Q: Tell me about the submarine excursions?
A: This is going to be amazing. As a diver, I hadn't expected to be really impressed, but the experience blew me away. The sub's got two large acrylic spheres, so all the passengers share the same unique, undisturbed and undistorted view in all directions. The passenger seats in each sphere are mounted on a revolving platform that can turn to face any direction in order to experience the best view. We can take six paying guests and the pilot on each trip, at a charge of about US$450 per person.
Q: We Brits who hate long dark winters might resist the Norwegian winter voyages, travelling beyond the Arctic Circle, so can you explain what makes them a 'must do'…?
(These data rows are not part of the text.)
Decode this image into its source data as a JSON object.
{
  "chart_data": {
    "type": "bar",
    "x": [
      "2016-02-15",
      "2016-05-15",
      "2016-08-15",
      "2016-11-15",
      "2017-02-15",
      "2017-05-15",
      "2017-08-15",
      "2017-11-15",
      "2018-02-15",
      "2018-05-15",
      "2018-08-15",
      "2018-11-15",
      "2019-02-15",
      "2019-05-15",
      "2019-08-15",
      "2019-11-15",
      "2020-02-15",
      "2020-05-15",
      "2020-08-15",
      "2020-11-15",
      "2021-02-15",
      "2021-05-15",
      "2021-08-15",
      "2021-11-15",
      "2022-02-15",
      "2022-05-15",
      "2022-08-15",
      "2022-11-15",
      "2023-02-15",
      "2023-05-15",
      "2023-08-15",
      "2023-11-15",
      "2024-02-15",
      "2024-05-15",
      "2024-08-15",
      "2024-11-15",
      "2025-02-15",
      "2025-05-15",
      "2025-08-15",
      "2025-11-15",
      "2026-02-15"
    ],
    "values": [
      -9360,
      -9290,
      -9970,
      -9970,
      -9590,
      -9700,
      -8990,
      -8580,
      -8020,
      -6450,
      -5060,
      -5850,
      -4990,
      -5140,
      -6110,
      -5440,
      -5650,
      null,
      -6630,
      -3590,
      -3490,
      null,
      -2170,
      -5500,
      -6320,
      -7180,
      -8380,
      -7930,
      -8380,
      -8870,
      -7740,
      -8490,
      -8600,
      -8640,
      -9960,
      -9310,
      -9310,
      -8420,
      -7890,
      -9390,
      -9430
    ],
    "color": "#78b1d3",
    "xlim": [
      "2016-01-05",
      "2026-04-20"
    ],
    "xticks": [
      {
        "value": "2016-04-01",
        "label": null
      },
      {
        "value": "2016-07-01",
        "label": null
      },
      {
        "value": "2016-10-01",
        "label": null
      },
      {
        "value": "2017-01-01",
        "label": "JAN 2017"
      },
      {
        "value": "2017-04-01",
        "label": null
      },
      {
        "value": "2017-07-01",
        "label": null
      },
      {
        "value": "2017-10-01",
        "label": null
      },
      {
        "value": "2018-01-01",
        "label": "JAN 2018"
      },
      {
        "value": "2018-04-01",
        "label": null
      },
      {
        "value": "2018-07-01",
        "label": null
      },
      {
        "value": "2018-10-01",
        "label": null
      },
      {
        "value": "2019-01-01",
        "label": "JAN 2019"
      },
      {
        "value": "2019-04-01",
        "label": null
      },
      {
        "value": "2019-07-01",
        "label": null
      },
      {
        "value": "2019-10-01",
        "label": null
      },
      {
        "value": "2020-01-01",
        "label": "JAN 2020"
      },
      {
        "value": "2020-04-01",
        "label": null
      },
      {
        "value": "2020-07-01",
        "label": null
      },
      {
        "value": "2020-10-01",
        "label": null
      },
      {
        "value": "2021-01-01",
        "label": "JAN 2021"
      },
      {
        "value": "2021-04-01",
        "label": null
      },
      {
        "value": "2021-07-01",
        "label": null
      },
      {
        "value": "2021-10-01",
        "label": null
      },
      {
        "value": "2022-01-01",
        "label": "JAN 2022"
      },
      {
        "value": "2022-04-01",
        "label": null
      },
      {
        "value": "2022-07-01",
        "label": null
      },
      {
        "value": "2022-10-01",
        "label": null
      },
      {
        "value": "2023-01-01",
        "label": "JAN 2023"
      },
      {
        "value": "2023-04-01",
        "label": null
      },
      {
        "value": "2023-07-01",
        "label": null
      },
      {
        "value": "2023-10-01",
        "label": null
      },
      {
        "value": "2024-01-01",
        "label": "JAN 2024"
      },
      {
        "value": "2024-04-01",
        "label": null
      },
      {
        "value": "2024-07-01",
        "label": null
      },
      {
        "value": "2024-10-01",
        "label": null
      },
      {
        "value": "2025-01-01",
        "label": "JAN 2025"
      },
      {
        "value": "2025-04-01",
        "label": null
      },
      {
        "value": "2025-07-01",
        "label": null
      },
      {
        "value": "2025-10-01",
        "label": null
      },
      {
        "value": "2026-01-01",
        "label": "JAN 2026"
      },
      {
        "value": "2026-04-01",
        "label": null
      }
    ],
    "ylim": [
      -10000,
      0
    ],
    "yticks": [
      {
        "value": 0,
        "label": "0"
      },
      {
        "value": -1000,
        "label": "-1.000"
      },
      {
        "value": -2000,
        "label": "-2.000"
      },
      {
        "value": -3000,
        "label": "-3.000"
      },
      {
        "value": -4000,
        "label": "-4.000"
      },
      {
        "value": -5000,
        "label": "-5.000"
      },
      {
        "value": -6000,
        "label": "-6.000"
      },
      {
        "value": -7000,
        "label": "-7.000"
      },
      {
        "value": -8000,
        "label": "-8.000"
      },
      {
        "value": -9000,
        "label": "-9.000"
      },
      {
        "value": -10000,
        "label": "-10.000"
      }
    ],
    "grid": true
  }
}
A: I am also Northern European, so I know exactly what you mean, but in fact these voyages tick so many bucket list boxes: the Northern Lights, ice hotels, dog sledding, reindeer sledding, twilight, diving, submarine experiences (winter time visibility is about 30-40 metres), and more. Seabourn guests are pretty well travelled so they are always looking for something new, and love the thought of adventuring out of their comfort zone, but with all the comfort of Seabourn when they are back on board. The itineraries are designed to avoid open sea where possible.
Q: What one aspect or feature of the ship most excites you?
A: I love that all the exciting things we've been talking about come together to deliver a really unforgettable experience. A trip on Seabourn Venture is going to be a trip of a lifetime.